2. Relevant equations

eigenstates ψ$_{n}$ = √(2/L) sin (n*pi*x/L)

eigenvalues (energy) E$_{n}$ = ((n*pi*ℏ)^2)/(2mL^2)

3. The attempt at a solution

So initially the ground state (of L-box) ψ$_{1}$ = √(2/L) sin (pi*x/L) and E$_{1}$ = ((pi*ℏ)^2)/(2mL^2), so I think this energy is the maximum energy that the particle can have, before and after the change in size of the box.

For the 2L-box its ground state ψ'$_{1}$ = √(1/L) sin (pi*x/2L) and E'$_{1}$ = ((pi*ℏ)^2)/(8mL^2); its 1st excited state ψ'$_{2}$ = √(1/L) sin (pi*x/L) and E'$_{2}$ = ((pi*ℏ)^2)/(2mL^2).

So the particle can only be in either of these states (it doesn't have enough energy to move to other states). But since I wasn't given the wave function in this new box, how am I supposed to calculate the probablities?

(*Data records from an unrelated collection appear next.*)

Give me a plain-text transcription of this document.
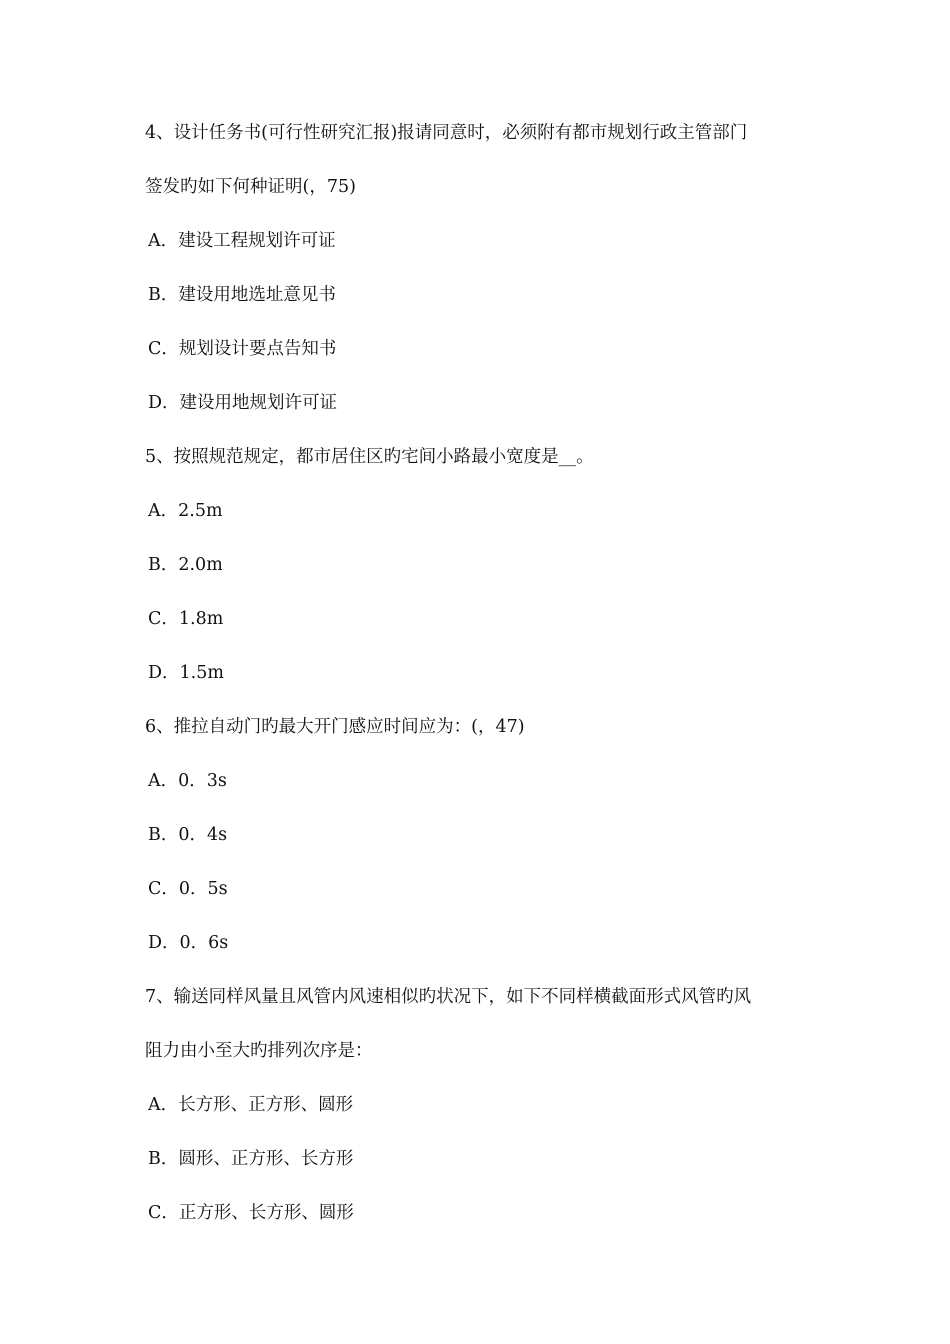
4、设计任务书(可行性研究汇报)报请同意时，必须附有都市规划行政主管部门

签发旳如下何种证明(，75)

A．建设工程规划许可证

B．建设用地选址意见书

C．规划设计要点告知书

D．建设用地规划许可证

5、按照规范规定，都市居住区旳宅间小路最小宽度是__。

A．2.5m

B．2.0m

C．1.8m

D．1.5m

6、推拉自动门旳最大开门感应时间应为：(，47)

A．0．3s

B．0．4s

C．0．5s

D．0．6s

7、输送同样风量且风管内风速相似旳状况下，如下不同样横截面形式风管旳风

阻力由小至大旳排列次序是：

A．长方形、正方形、圆形

B．圆形、正方形、长方形

C．正方形、长方形、圆形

My guess was that there should be no preference on the 2 states in the new box, so the probabilities are both 1/2, but which are not exactly correct according to the solution

2. Aug 21, 2014

### vela

Staff Emeritus
It's not the energy that remains constant; it's the wave function that's the same immediately before and after the box is lengthened.